Peter Graf makes some magical things to make me read
} Marcel wrote:
}
} >>>...haven't tried bogomips yet
} >> And my 80 MHz Q60 (GCC-compiled): 101010 Dhrystone/s
} >
} >Wow.
} >
} >> BTW the effective speed of the x86 chips seems to rise slower than their
} >> clock frequency so it'll probably take much more than a 3.1 GHz x86 chip.
} >
} >Not true for QPC. The speed increase from a P75 to an Athlon 1000 was
} >always almost linear.
}
} So we have different experience with Windows PCs. With those I tried, the
} speed increase was significantly less than linear for QPC as well.
}
PC users, Beware: the frequency of the processor is mainly marketing-hype:
a P3 has upto 12 decomposition steps to process one instruction.
and the P4 goes to 20 !
So, if the program instructions cannot be executed in pipeline
(because the n+1 need the result of n), the performances really drop !
Moreover, even with a 64, 128 or 256 bits memory access, the speed to read
and write the memory is still limited to either 66, 100 or 133 MHz.
Given the bad scheme to access the memory (first send column to access,
then the row and finally get/put the data), accessing very randomly
the memory means that with a 66 MHz bus, you can be limited to
read at 22 Mhz (it may even be worst, as some memory have a latency
so that it take two or three bus cycle to get the data... hence
the idea they came of Rambus, where the memory gets a queue of requests and
thus can try to have a pipeline-like approach (the execution of ONE instruction
may take 60 cycles, but the next request can be issued before the current is
finished, thus overlapping the time needed for the execution of TWO instructions).

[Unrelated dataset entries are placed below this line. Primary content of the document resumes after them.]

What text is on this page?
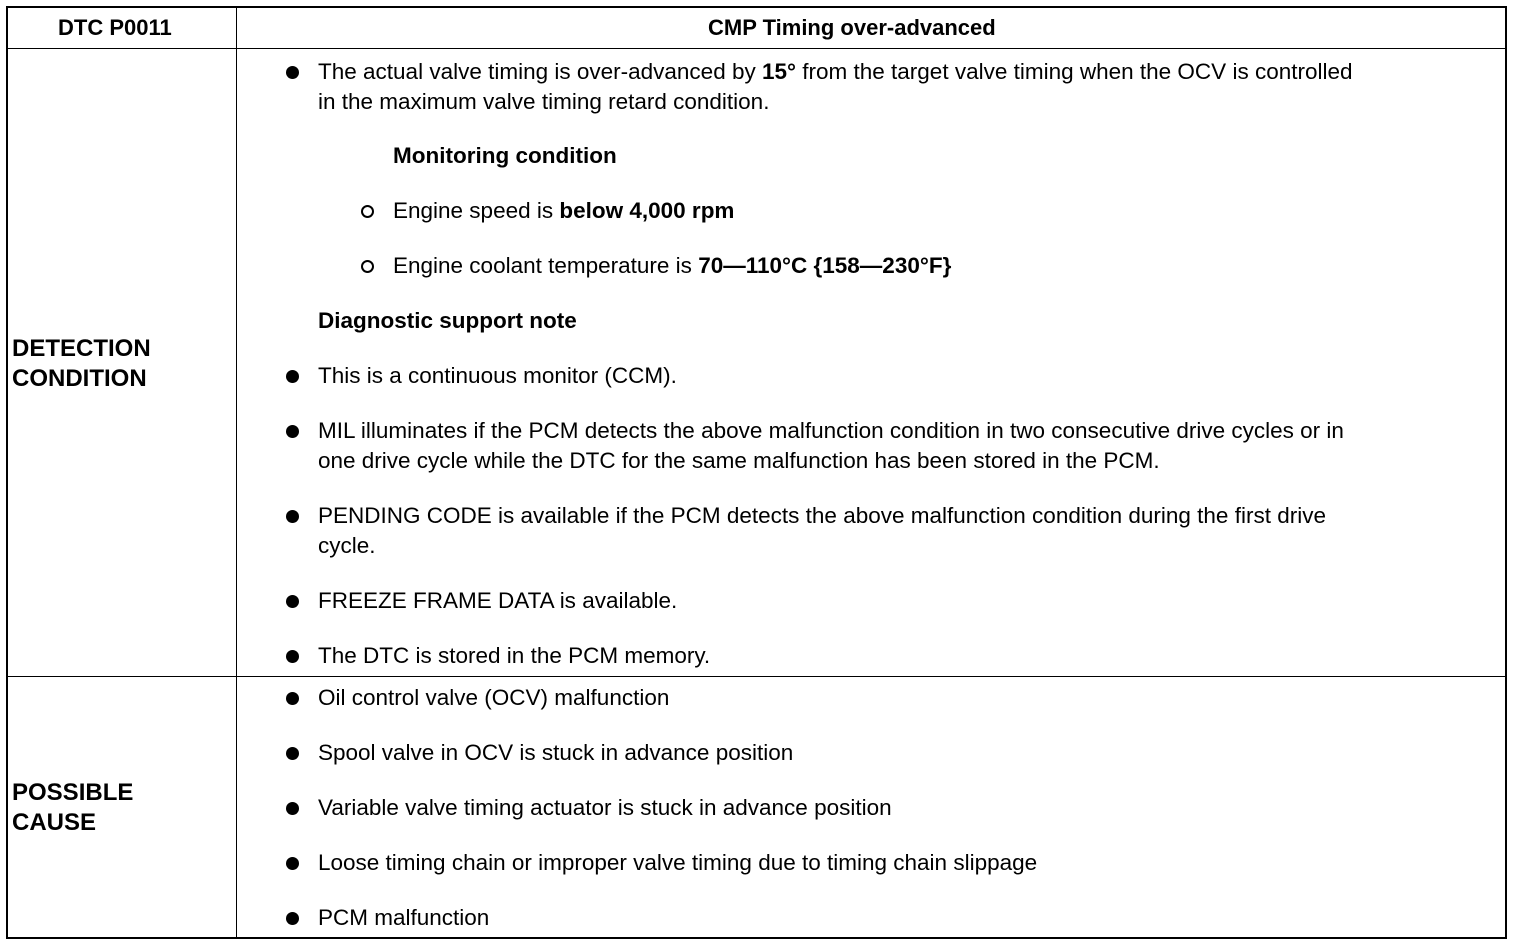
DTC P0011	CMP Timing over-advanced
DETECTION
CONDITION
The actual valve timing is over-advanced by 15° from the target valve timing when the OCV is controlled
in the maximum valve timing retard condition.
Monitoring condition
Engine speed is below 4,000 rpm
Engine coolant temperature is 70—110°C {158—230°F}
Diagnostic support note
This is a continuous monitor (CCM).
MIL illuminates if the PCM detects the above malfunction condition in two consecutive drive cycles or in
one drive cycle while the DTC for the same malfunction has been stored in the PCM.
PENDING CODE is available if the PCM detects the above malfunction condition during the first drive
cycle.
FREEZE FRAME DATA is available.
The DTC is stored in the PCM memory.
POSSIBLE
CAUSE
Oil control valve (OCV) malfunction
Spool valve in OCV is stuck in advance position
Variable valve timing actuator is stuck in advance position
Loose timing chain or improper valve timing due to timing chain slippage
PCM malfunction
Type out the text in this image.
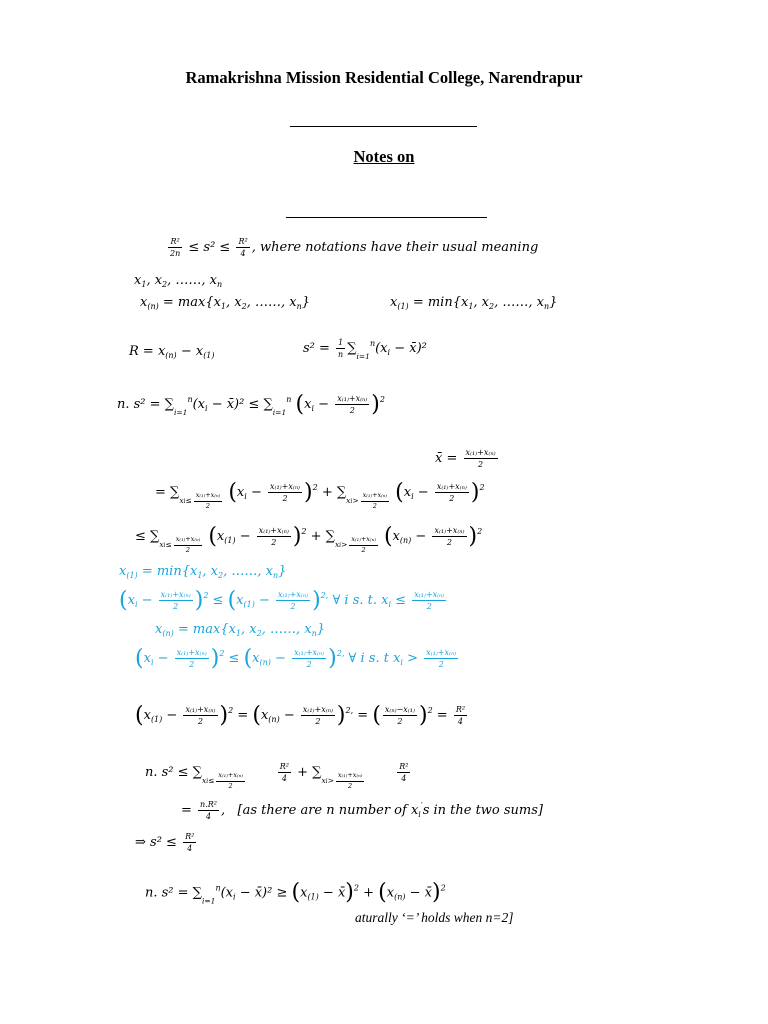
Ramakrishna Mission Residential College, Narendrapur
Notes on
$\frac{\text{R²}}{2n} \le s^2 \le \frac{\text{R²}}{4}$ , where notations have their usual meaning
$x_1$, $x_2$, ……, $x_n$
$x_{(n)} = \max\{x_1$, $x_2$, ……, $x_n$}	$x_{(1)} = \min\{x_1$, $x_2$, ……, $x_n$}
$R = x_{(n)} - x_{(1)}$	$s^2 = \frac{1}{n} \sum_{i=1}^n(x_i$ − x̄)²
n. $s^2 = \sum_{i=1}^n(x_i$ − x̄)² ≤ $\sum_{i=1}^n$ $(x_i - \frac{\text{x₍₁₎+x₍ₙ₎}}{2} )^2$
x̄ = $\frac{\text{x₍₁₎+x₍ₙ₎}}{2}$
= $\sum_{xi\le \frac{\text{x₍₁₎+x₍ₙ₎}}{2}}$ $(x_i - \frac{\text{x₍₁₎+x₍ₙ₎}}{2} )^2 + \sum_{xi> \frac{\text{x₍₁₎+x₍ₙ₎}}{2}}$ $(x_i - \frac{\text{x₍₁₎+x₍ₙ₎}}{2} )^2$
≤ $\sum_{xi\le \frac{\text{x₍₁₎+x₍ₙ₎}}{2}}$ $(x_{(1)} - \frac{\text{x₍₁₎+x₍ₙ₎}}{2} )^2 + \sum_{xi> \frac{\text{x₍₁₎+x₍ₙ₎}}{2}}$ $(x_{(n)} - \frac{\text{x₍₁₎+x₍ₙ₎}}{2} )^2$
$x_{(1)} = \min\{x_1$, $x_2$, ……, $x_n$}
$(x_i - \frac{\text{x₍₁₎+x₍ₙ₎}}{2} )^2 \le (x_{(1)} - \frac{\text{x₍₁₎+x₍ₙ₎}}{2} )^{2,}$ ∀ i s. t. $x_i \le \frac{\text{x₍₁₎+x₍ₙ₎}}{2}$
$x_{(n)} = \max\{x_1$, $x_2$, ……, $x_n$}
$(x_i - \frac{\text{x₍₁₎+x₍ₙ₎}}{2} )^2 \le (x_{(n)} - \frac{\text{x₍₁₎+x₍ₙ₎}}{2} )^{2,}$ ∀ i s. t $x_i > \frac{\text{x₍₁₎+x₍ₙ₎}}{2}$
$(x_{(1)} - \frac{\text{x₍₁₎+x₍ₙ₎}}{2} )^2 = (x_{(n)} - \frac{\text{x₍₁₎+x₍ₙ₎}}{2} )^{2,}$ = ( $\frac{\text{x₍ₙ₎−x₍₁₎}}{2} )^2 = \frac{\text{R²}}{4}$
n. $s^2 \le \sum_{xi\le \frac{\text{x₍₁₎+x₍ₙ₎}}{2}}$
	$\frac{\text{R²}}{4} + \sum_{xi> \frac{\text{x₍₁₎+x₍ₙ₎}}{2}}$
	$\frac{\text{R²}}{4}$
= $\frac{\text{n.R²}}{4}$ ,   [as there are n number of $x_i's$ in the two sums]
⇒ $s^2 \le \frac{\text{R²}}{4}$
n. $s^2 = \sum_{i=1}^n(x_i$ − x̄)² ≥ ($x_{(1)}$ − x̄)$^2$ + ($x_{(n)}$ − x̄)$^2$
aturally ‘=’ holds when n=2]
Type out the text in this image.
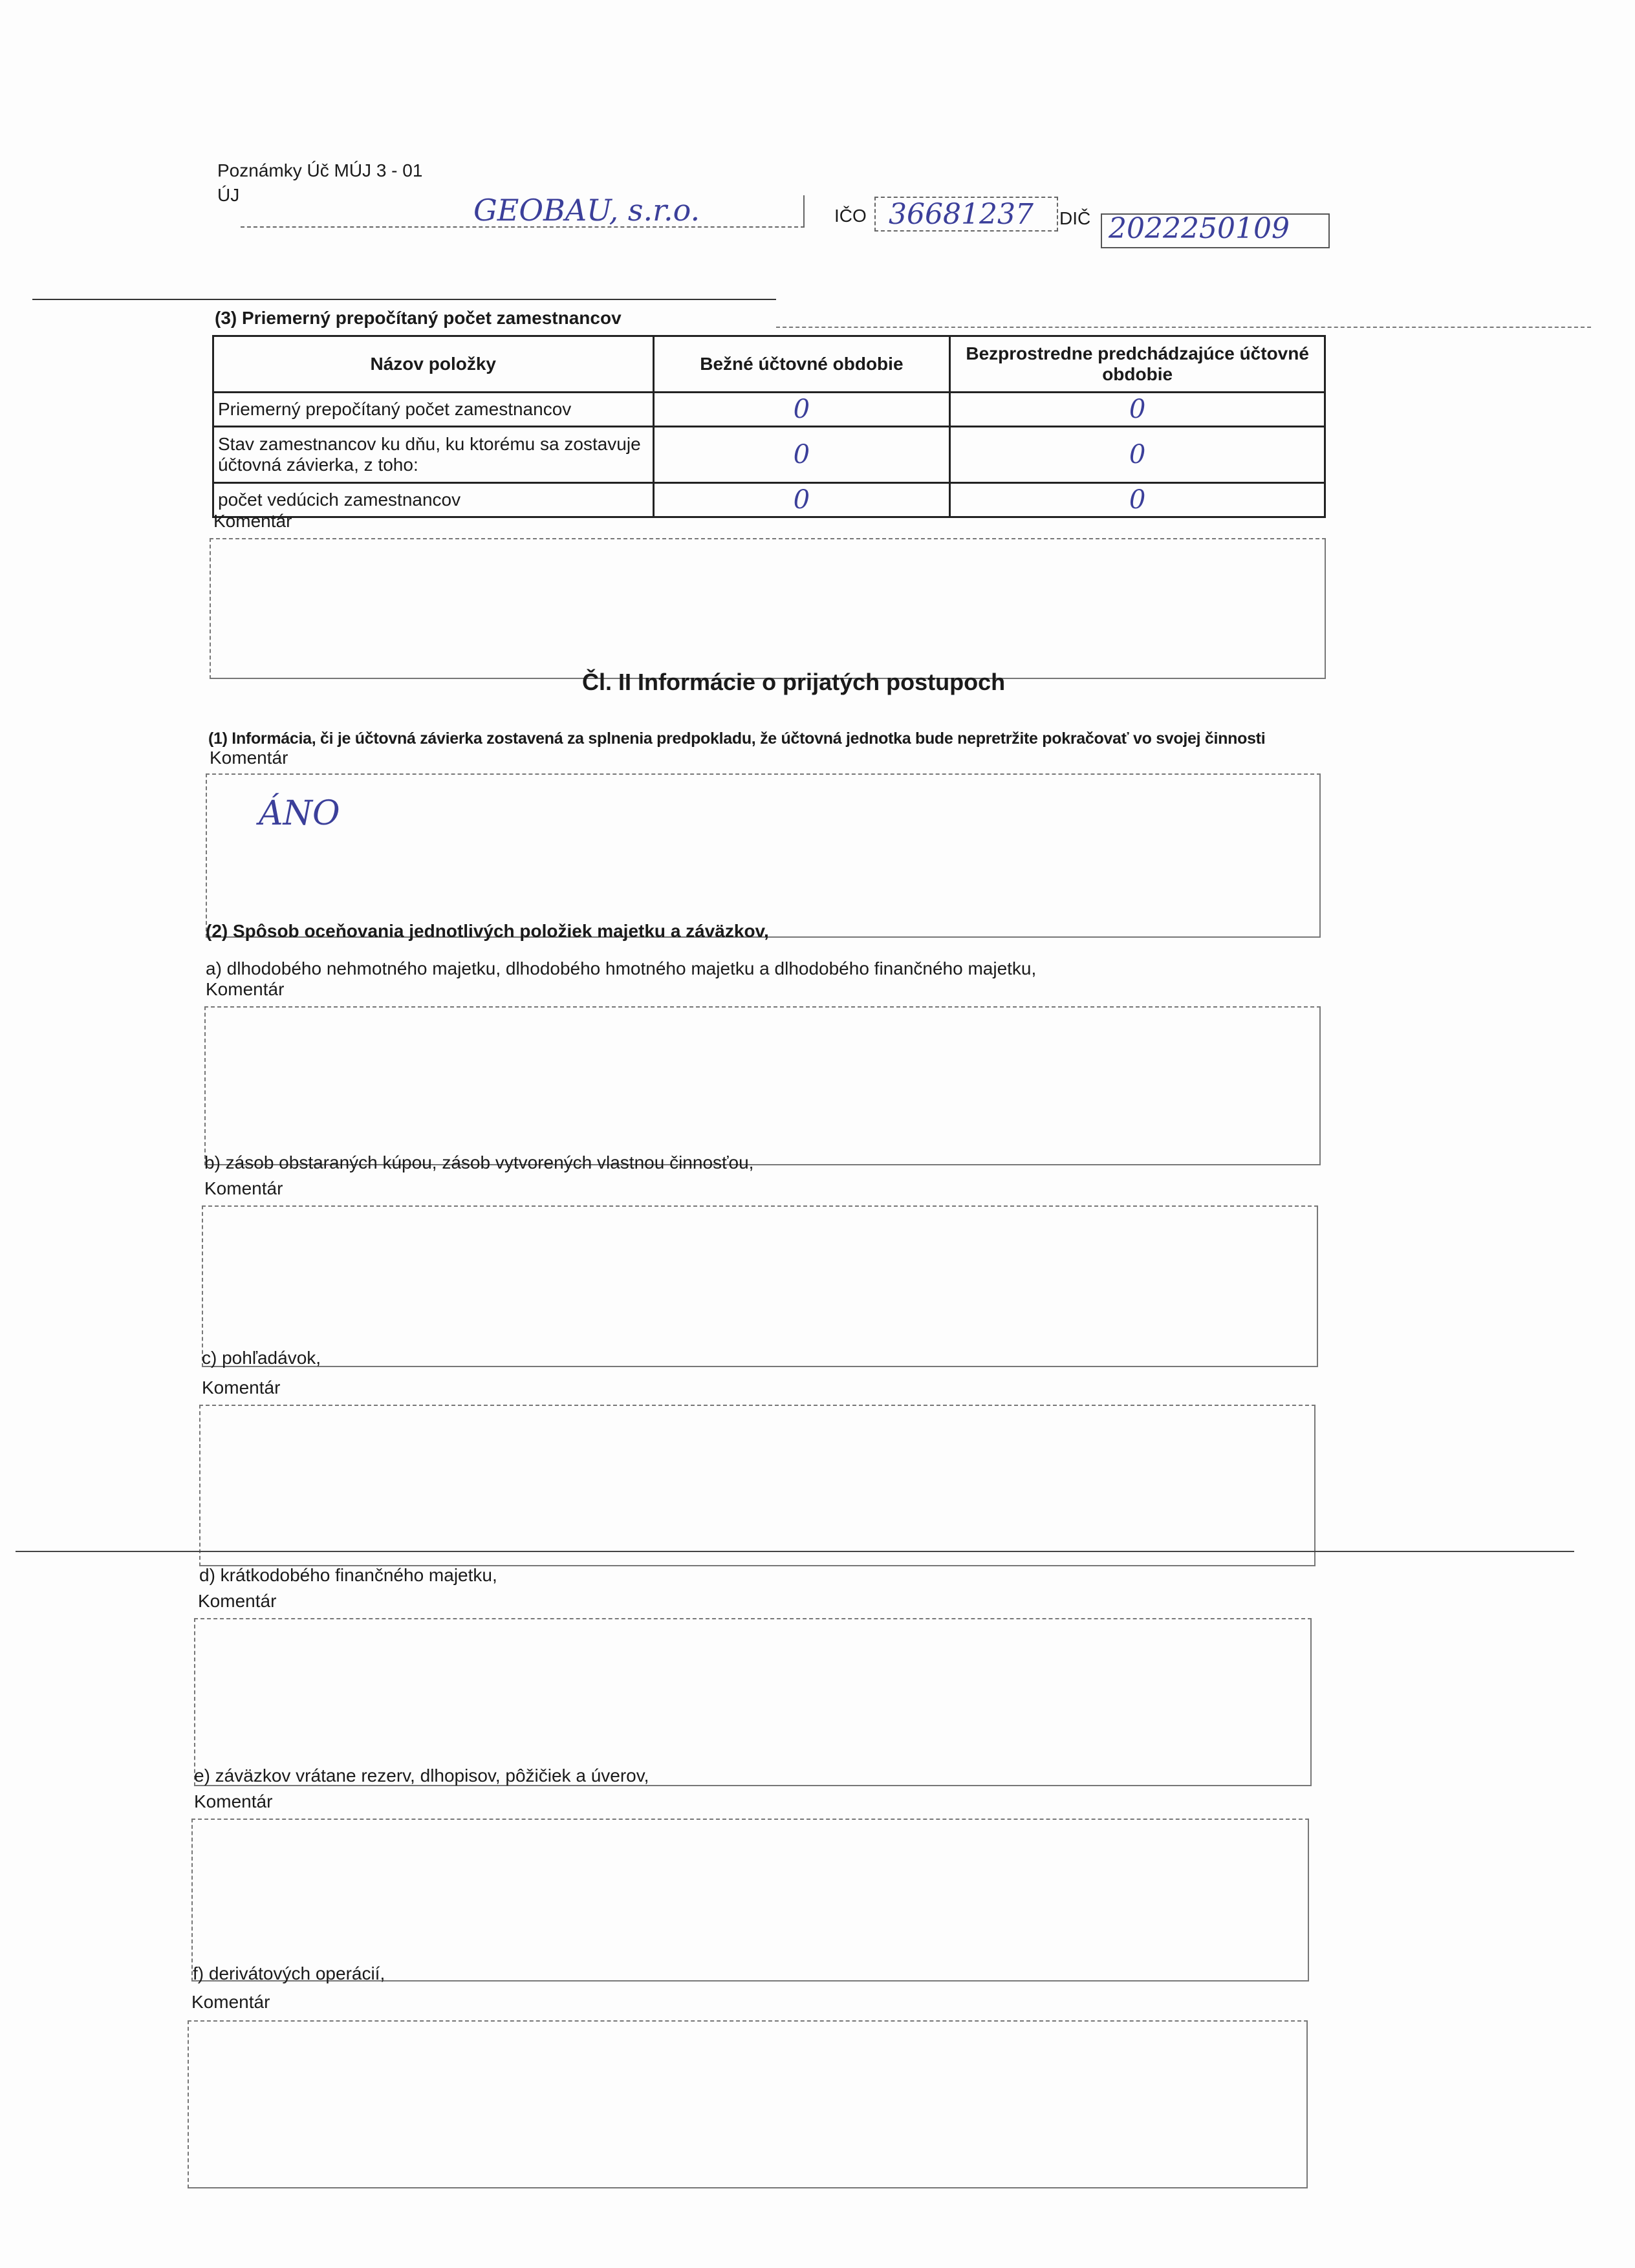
Poznámky Úč MÚJ 3 - 01
ÚJ	GEOBAU, s.r.o.	IČO 36681237 DIČ 2022250109
(3) Priemerný prepočítaný počet zamestnancov
Názov položky	Bežné účtovné obdobie	Bezprostredne predchádzajúce účtovné obdobie
Priemerný prepočítaný počet zamestnancov	0	0
Stav zamestnancov ku dňu, ku ktorému sa zostavuje účtovná závierka, z toho:	0	0
počet vedúcich zamestnancov	0	0
Komentár
Čl. II Informácie o prijatých postupoch
(1) Informácia, či je účtovná závierka zostavená za splnenia predpokladu, že účtovná jednotka bude nepretržite pokračovať vo svojej činnosti
Komentár
ÁNO
(2) Spôsob oceňovania jednotlivých položiek majetku a záväzkov,
a) dlhodobého nehmotného majetku, dlhodobého hmotného majetku a dlhodobého finančného majetku,
Komentár
b) zásob obstaraných kúpou, zásob vytvorených vlastnou činnosťou,
Komentár
c) pohľadávok,
Komentár
d) krátkodobého finančného majetku,
Komentár
e) záväzkov vrátane rezerv, dlhopisov, pôžičiek a úverov,
Komentár
f) derivátových operácií,
Komentár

One last thing, some processors have two ULAs, instead of previously one
in the old model, it somehow makes up for keeping the linear aspect
(sometime, it even perform better), but when you know the internal,
there is really a huge waste when you compare to what you would have
expected.
P.S: SSE and other instructions are so interestings for the PC because they
performs over multiple contiguous bytes/word explicitely, thus allowing to
somehow optimized access to the memory (instead of getting
x[0] then x[1] and then x[2] (where x can be a 32 bit integers)
with three consecutive instructions, on 128 bitwide bus , there is
only one instruction which make one memory access (instead of three).